Es necesario acercarse a La línea recta con los ojos especialmente bien abiertos. Muestra más de lo que esconde, pero hay que estar atentos. Olviden todo lo que hayan visto y no esperen que ocurra nada. Limítense a observar.

José María de Orbe plantea nuevos argumentos para el debate histórico sobre los modos de representación del realismo. Nos regala una película sin artificios, arrancada de un punto indefinido que separa la ficción de su referente. Muestra el mundo sin cobardía ni vergüenza; dejando que el tiempo avance sin cadencia aparente.

Noelia reparte publicidad de buzón en buzón, enseñándonos a su paso la periferia de una gran ciudad que podría ser cualquiera. A diferencia de otras películas españolas de éxito, que se escudan en la temática social-marginal para dejar al espectador sin reproche que hacer; La línea recta se olvida por completo de los modelos de narración clásicos para dejar terreno a los sentidos.

Sencillamente no se aferra al contenido, aunque la elección de la biografía de los personajes sea de todo menos arbitraria. Para borrar las huellas que separan cine de vida, desprecia todo artificio: nada de música, nada de causa-efecto, nada de actores conocidos, nada de conflicto o evolución. No hay ninguna respuesta, tal vez sólo preguntas.
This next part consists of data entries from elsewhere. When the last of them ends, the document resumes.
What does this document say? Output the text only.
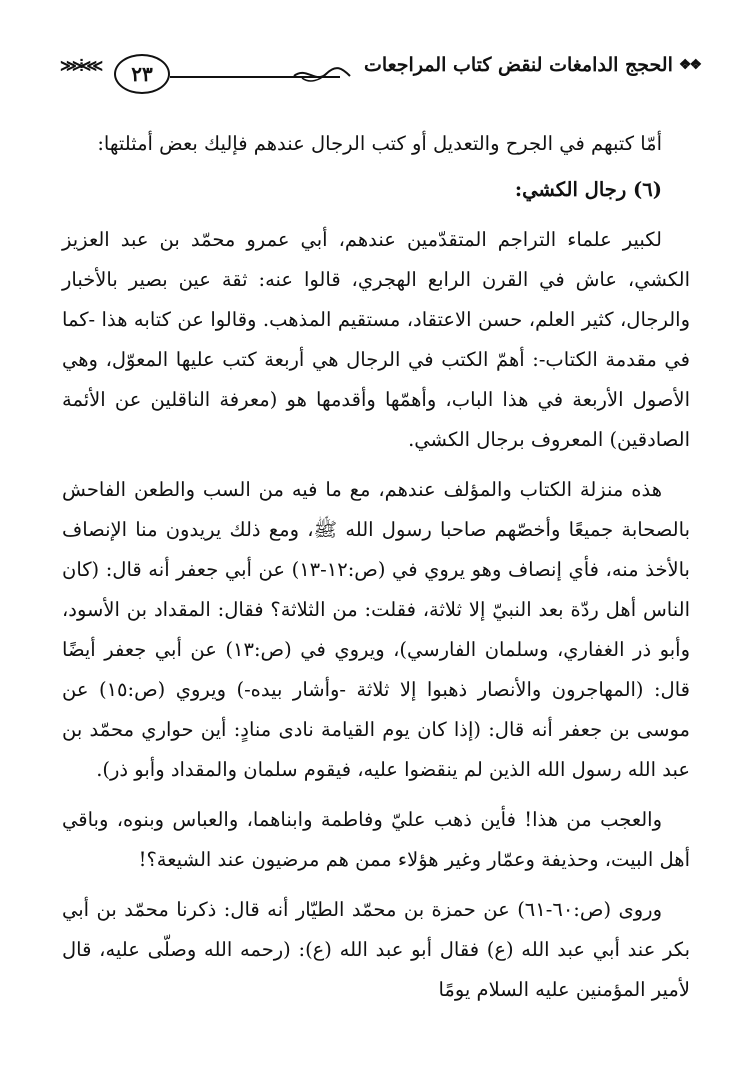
❖❖
الحجج الدامغات لنقض كتاب المراجعات
٢٣
⋙⦙⋘

أمّا كتبهم في الجرح والتعديل أو كتب الرجال عندهم فإليك بعض أمثلتها:

(٦) رجال الكشي:

لكبير علماء التراجم المتقدّمين عندهم، أبي عمرو محمّد بن عبد العزيز الكشي، عاش في القرن الرابع الهجري، قالوا عنه: ثقة عين بصير بالأخبار والرجال، كثير العلم، حسن الاعتقاد، مستقيم المذهب. وقالوا عن كتابه هذا -كما في مقدمة الكتاب-: أهمّ الكتب في الرجال هي أربعة كتب عليها المعوّل، وهي الأصول الأربعة في هذا الباب، وأهمّها وأقدمها هو (معرفة الناقلين عن الأئمة الصادقين) المعروف برجال الكشي.

هذه منزلة الكتاب والمؤلف عندهم، مع ما فيه من السب والطعن الفاحش بالصحابة جميعًا وأخصّهم صاحبا رسول الله ﷺ، ومع ذلك يريدون منا الإنصاف بالأخذ منه، فأي إنصاف وهو يروي في (ص:١٢-١٣) عن أبي جعفر أنه قال: (كان الناس أهل ردّة بعد النبيّ إلا ثلاثة، فقلت: من الثلاثة؟ فقال: المقداد بن الأسود، وأبو ذر الغفاري، وسلمان الفارسي)، ويروي في (ص:١٣) عن أبي جعفر أيضًا قال: (المهاجرون والأنصار ذهبوا إلا ثلاثة -وأشار بيده-) ويروي (ص:١٥) عن موسى بن جعفر أنه قال: (إذا كان يوم القيامة نادى منادٍ: أين حواري محمّد بن عبد الله رسول الله الذين لم ينقضوا عليه، فيقوم سلمان والمقداد وأبو ذر).

والعجب من هذا! فأين ذهب عليّ وفاطمة وابناهما، والعباس وبنوه، وباقي أهل البيت، وحذيفة وعمّار وغير هؤلاء ممن هم مرضيون عند الشيعة؟!

وروى (ص:٦٠-٦١) عن حمزة بن محمّد الطيّار أنه قال: ذكرنا محمّد بن أبي بكر عند أبي عبد الله (ع) فقال أبو عبد الله (ع): (رحمه الله وصلّى عليه، قال لأمير المؤمنين عليه السلام يومًا
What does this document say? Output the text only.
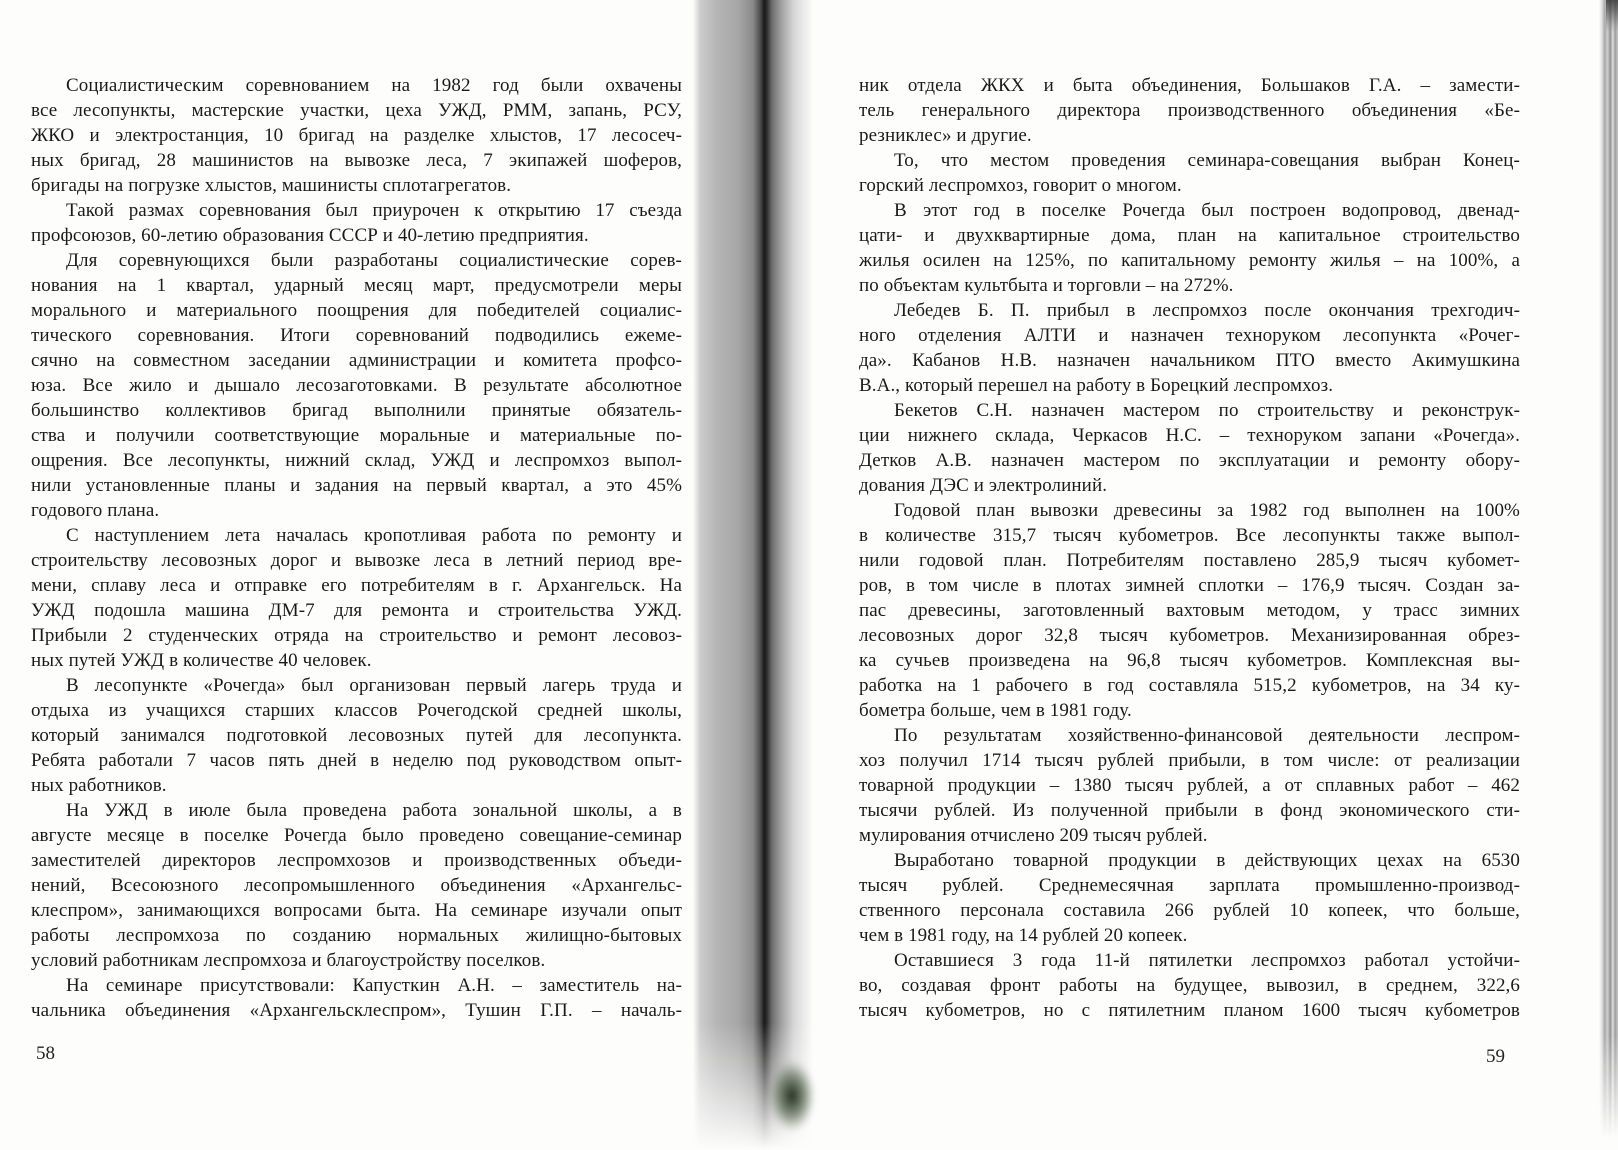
Социалистическим соревнованием на 1982 год были охвачены
все лесопункты, мастерские участки, цеха УЖД, РММ, запань, РСУ,
ЖКО и электростанция, 10 бригад на разделке хлыстов, 17 лесосеч-
ных бригад, 28 машинистов на вывозке леса, 7 экипажей шоферов,
бригады на погрузке хлыстов, машинисты сплотагрегатов.
Такой размах соревнования был приурочен к открытию 17 съезда
профсоюзов, 60-летию образования СССР и 40-летию предприятия.
Для соревнующихся были разработаны социалистические сорев-
нования на 1 квартал, ударный месяц март, предусмотрели меры
морального и материального поощрения для победителей социалис-
тического соревнования. Итоги соревнований подводились ежеме-
сячно на совместном заседании администрации и комитета профсо-
юза. Все жило и дышало лесозаготовками. В результате абсолютное
большинство коллективов бригад выполнили принятые обязатель-
ства и получили соответствующие моральные и материальные по-
ощрения. Все лесопункты, нижний склад, УЖД и леспромхоз выпол-
нили установленные планы и задания на первый квартал, а это 45%
годового плана.
С наступлением лета началась кропотливая работа по ремонту и
строительству лесовозных дорог и вывозке леса в летний период вре-
мени, сплаву леса и отправке его потребителям в г. Архангельск. На
УЖД подошла машина ДМ-7 для ремонта и строительства УЖД.
Прибыли 2 студенческих отряда на строительство и ремонт лесовоз-
ных путей УЖД в количестве 40 человек.
В лесопункте «Рочегда» был организован первый лагерь труда и
отдыха из учащихся старших классов Рочегодской средней школы,
который занимался подготовкой лесовозных путей для лесопункта.
Ребята работали 7 часов пять дней в неделю под руководством опыт-
ных работников.
На УЖД в июле была проведена работа зональной школы, а в
августе месяце в поселке Рочегда было проведено совещание-семинар
заместителей директоров леспромхозов и производственных объеди-
нений, Всесоюзного лесопромышленного объединения «Архангельс-
клеспром», занимающихся вопросами быта. На семинаре изучали опыт
работы леспромхоза по созданию нормальных жилищно-бытовых
условий работникам леспромхоза и благоустройству поселков.
На семинаре присутствовали: Капусткин А.Н. – заместитель на-
чальника объединения «Архангельсклеспром», Тушин Г.П. – началь-
ник отдела ЖКХ и быта объединения, Большаков Г.А. – замести-
тель генерального директора производственного объединения «Бе-
резниклес» и другие.
То, что местом проведения семинара-совещания выбран Конец-
горский леспромхоз, говорит о многом.
В этот год в поселке Рочегда был построен водопровод, двенад-
цати- и двухквартирные дома, план на капитальное строительство
жилья осилен на 125%, по капитальному ремонту жилья – на 100%, а
по объектам культбыта и торговли – на 272%.
Лебедев Б. П. прибыл в леспромхоз после окончания трехгодич-
ного отделения АЛТИ и назначен техноруком лесопункта «Рочег-
да». Кабанов Н.В. назначен начальником ПТО вместо Акимушкина
В.А., который перешел на работу в Борецкий леспромхоз.
Бекетов С.Н. назначен мастером по строительству и реконструк-
ции нижнего склада, Черкасов Н.С. – техноруком запани «Рочегда».
Детков А.В. назначен мастером по эксплуатации и ремонту обору-
дования ДЭС и электролиний.
Годовой план вывозки древесины за 1982 год выполнен на 100%
в количестве 315,7 тысяч кубометров. Все лесопункты также выпол-
нили годовой план. Потребителям поставлено 285,9 тысяч кубомет-
ров, в том числе в плотах зимней сплотки – 176,9 тысяч. Создан за-
пас древесины, заготовленный вахтовым методом, у трасс зимних
лесовозных дорог 32,8 тысяч кубометров. Механизированная обрез-
ка сучьев произведена на 96,8 тысяч кубометров. Комплексная вы-
работка на 1 рабочего в год составляла 515,2 кубометров, на 34 ку-
бометра больше, чем в 1981 году.
По результатам хозяйственно-финансовой деятельности леспром-
хоз получил 1714 тысяч рублей прибыли, в том числе: от реализации
товарной продукции – 1380 тысяч рублей, а от сплавных работ – 462
тысячи рублей. Из полученной прибыли в фонд экономического сти-
мулирования отчислено 209 тысяч рублей.
Выработано товарной продукции в действующих цехах на 6530
тысяч рублей. Среднемесячная зарплата промышленно-производ-
ственного персонала составила 266 рублей 10 копеек, что больше,
чем в 1981 году, на 14 рублей 20 копеек.
Оставшиеся 3 года 11-й пятилетки леспромхоз работал устойчи-
во, создавая фронт работы на будущее, вывозил, в среднем, 322,6
тысяч кубометров, но с пятилетним планом 1600 тысяч кубометров
58	59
Para ello, de Orbe ha deshecho la técnica de los actores (en el caso de la protagonista, Aina Calpe, los vicios a borrar eran pocos, ya que su experiencia como actriz es muy escasa); ha permitido al azar mezclarse en la imagen usando cámaras ocultas en la calle (a veces, ni Calpe sabía donde estaban); ha dado tiempo a la acción mostrando todo gesto y detalle, pero parándola antes de que el espectador se haga omnisciente. Destacar además los diálogos, redactados mano a mano con Daniel Villamediana, que son, por definición convencional, casi anticinematográficos. No anticipan ni revelan, hablan en presente, como el resto de elementos de la película.

Esboza de este modo un retrato del vacío existencial de los barrios dormitorio; enmarcando el espejo al que nunca miramos, porque no apetece, cansa o duele. Engrandece a personajes pequeños, casi invisibles, que habitan una ciudad muerta pero que crece imparable, arrastrando a su paso tal vez demasiadas cosas. Y lo hace desde un estilo propio, que se anuncia desde el sello Fresdeval Films, que ya produjera Las horas del día, de Jaime Rosales; en el que prima la voluntad de hacer cine y nada más.
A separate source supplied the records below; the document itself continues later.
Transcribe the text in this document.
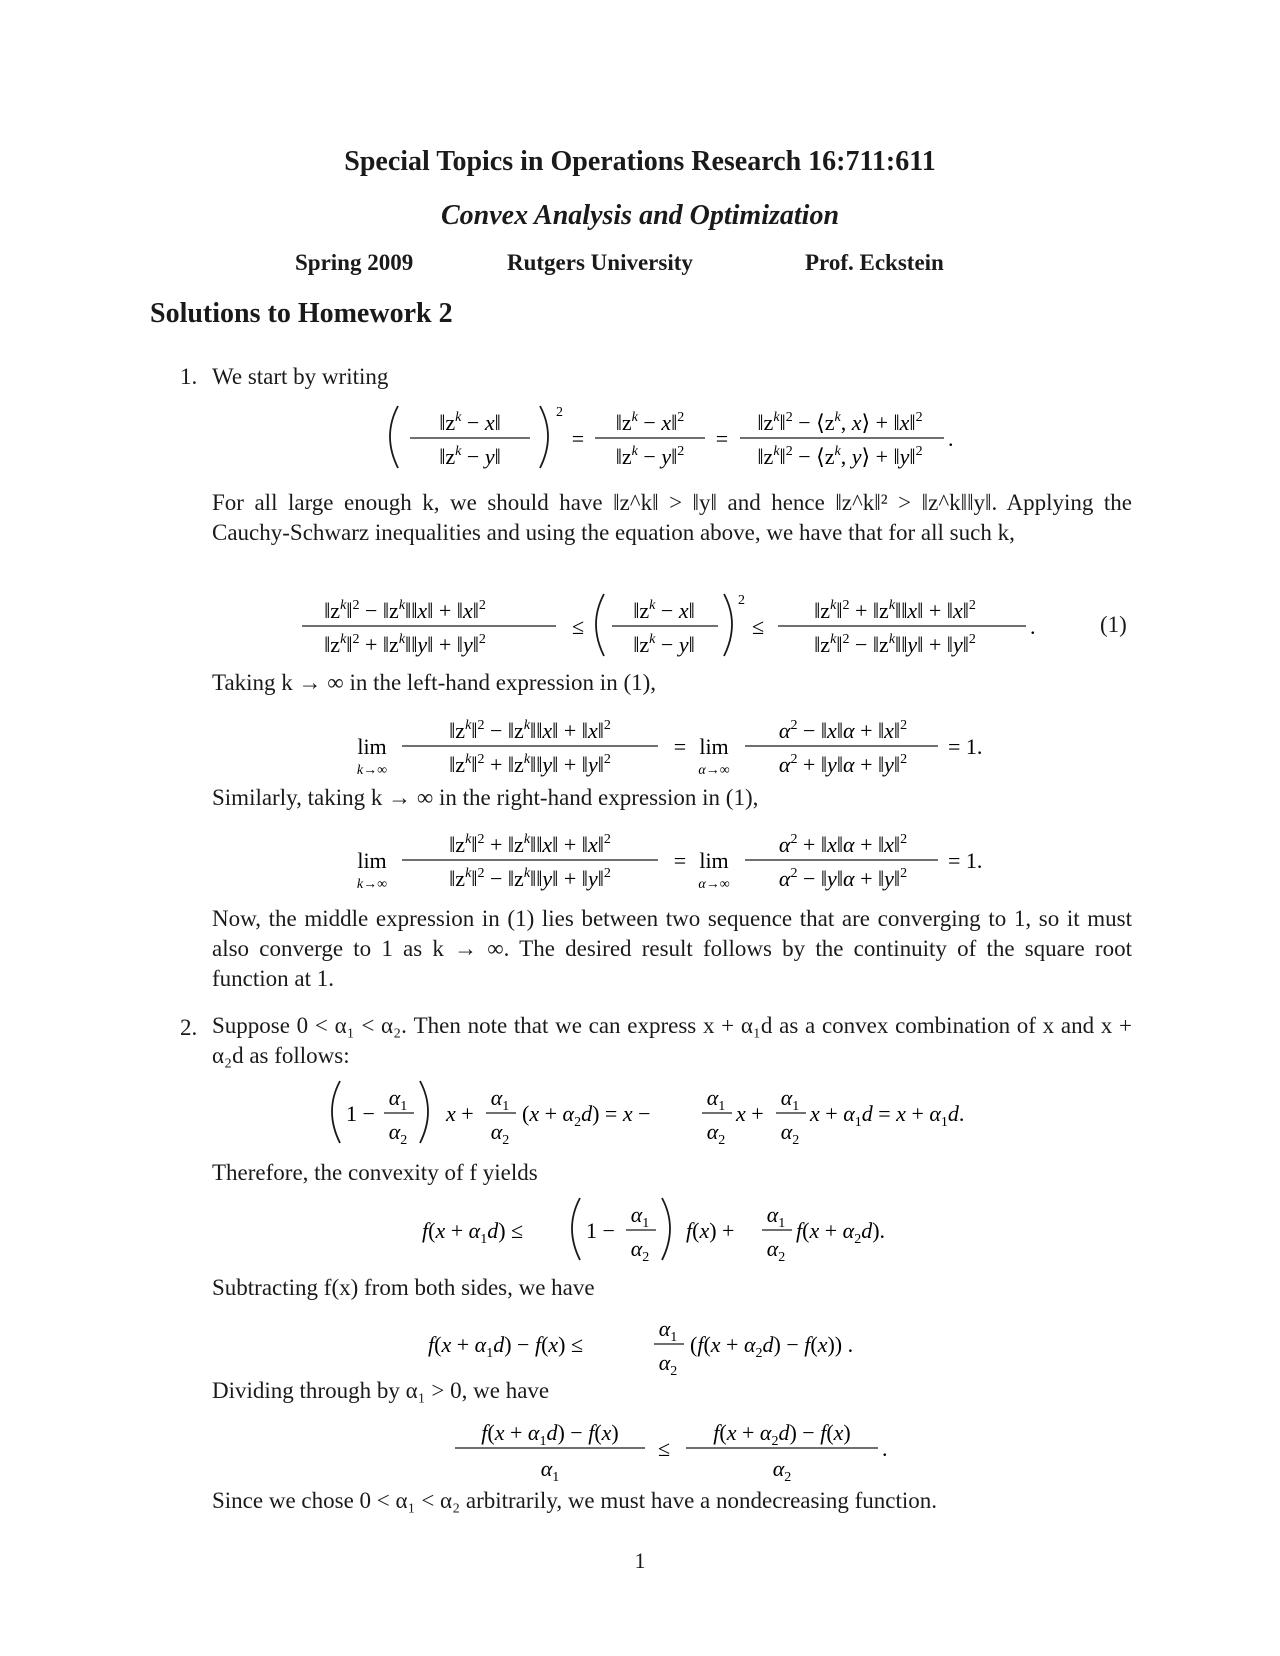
Special Topics in Operations Research 16:711:611
Convex Analysis and Optimization
Spring 2009	Rutgers University	Prof. Eckstein
Solutions to Homework 2
1. We start by writing
$‖z^k$ − x‖
$‖z^k$ − y‖
2
=
$‖z^k$ − x‖$^2$
$‖z^k$ − y‖$^2$
=
$‖z^k‖^2$ − $⟨z^k$, x⟩ + ‖x‖$^2$
$‖z^k‖^2$ − $⟨z^k$, y⟩ + ‖y‖$^2$
.
For all large enough k, we should have ‖z^k‖ > ‖y‖ and hence ‖z^k‖² > ‖z^k‖‖y‖. Applying the Cauchy-Schwarz inequalities and using the equation above, we have that for all such k,
$‖z^k‖^2$ − $‖z^k‖‖x‖$ + ‖x‖$^2$
$‖z^k‖^2$ + $‖z^k‖‖y‖$ + ‖y‖$^2$
≤
$‖z^k$ − x‖
$‖z^k$ − y‖
2
≤
$‖z^k‖^2$ + $‖z^k‖‖x‖$ + ‖x‖$^2$
$‖z^k‖^2$ − $‖z^k‖‖y‖$ + ‖y‖$^2$
.	(1)
Taking k → ∞ in the left-hand expression in (1),
lim
k→∞
$‖z^k‖^2$ − $‖z^k‖‖x‖$ + ‖x‖$^2$
$‖z^k‖^2$ + $‖z^k‖‖y‖$ + ‖y‖$^2$
= lim
α→∞
$\alpha^2$ − ‖x‖α + ‖x‖$^2$
$\alpha^2$ + ‖y‖α + ‖y‖$^2$
= 1.
Similarly, taking k → ∞ in the right-hand expression in (1),
lim
k→∞
$‖z^k‖^2$ + $‖z^k‖‖x‖$ + ‖x‖$^2$
$‖z^k‖^2$ − $‖z^k‖‖y‖$ + ‖y‖$^2$
= lim
α→∞
$\alpha^2$ + ‖x‖α + ‖x‖$^2$
$\alpha^2$ − ‖y‖α + ‖y‖$^2$
= 1.
Now, the middle expression in (1) lies between two sequence that are converging to 1, so it must also converge to 1 as k → ∞. The desired result follows by the continuity of the square root function at 1.
2. Suppose 0 < α₁ < α₂. Then note that we can express x + α₁d as a convex combination of x and x + α₂d as follows:
1 −
$\alpha_1$
$\alpha_2$
x +
$\alpha_1$
$\alpha_2$
$(x + \alpha_2d) = x$ −
$\alpha_1$
$\alpha_2$
x +
$\alpha_1$
$\alpha_2$
$x + \alpha_1d = x + \alpha_1d$.
Therefore, the convexity of f yields
$f(x + \alpha_1d)$ ≤	1 −
$\alpha_1$
$\alpha_2$
f(x) +
$\alpha_1$
$\alpha_2$
$f(x + \alpha_2d)$.
Subtracting f(x) from both sides, we have
$f(x + \alpha_1d) - f(x)$ ≤
$\alpha_1$
$\alpha_2$
$(f(x + \alpha_2d) - f(x))$ .
Dividing through by α₁ > 0, we have
$f(x + \alpha_1d) - f(x)$
$\alpha_1$
≤
$f(x + \alpha_2d) - f(x)$
$\alpha_2$
.
Since we chose 0 < α₁ < α₂ arbitrarily, we must have a nondecreasing function.
1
Noelia es un prototipo, un compendio de personas reales que avanzan pasivas, casi por inercia. Esta es la verdad que José María de Orbe quería mostrar en su primera película: la ausencia de metas en la brecha de una sociedad que aliena al individuo, arrojándolo sobre una ciudad cargada de asfalto; despojándolo de propósitos, ilusiones o aspiraciones vitales.

No seguir el ritmo frenético y absorbente de un círculo vicioso delimitado de antemano por fuerzas dispersas entre el anonimato nos sumerge en la apatía. Noelia se debate entre la supervivencia y el desánimo; dicotomía que no la deja en peor situación que al resto de personajes, empeñados en dotar de sentido a sus vidas.

Forma y contenido se retroalimentan: este vínculo encuentra buena expresión en los diálogos que Noelia, o más bien Aina Calpe reciclada en buzoneadora, mantiene con las voces que brotan de los porteros automáticos y que, gracias a la naturalidad que invade al que no sabe que una cámara lo registra, reflejan la realidad de un modo inigualable.

La película avanza con todo su bagaje siguiendo esa línea recta que no se para pero tampoco varía su recorrido. Siguiendo sus pasos, nos sumerge con ella en un hastío paciente. Consigue sus objetivos, deja algo dentro del que se acerca a ella, algo que puede tornarse cruel o dulce.

El resultado es imperfecto, lo que da dignidad y honestidad a la película, ya que el mundo real no sigue un guión, es también imperfecto y no halla consuelo en ficciones amables.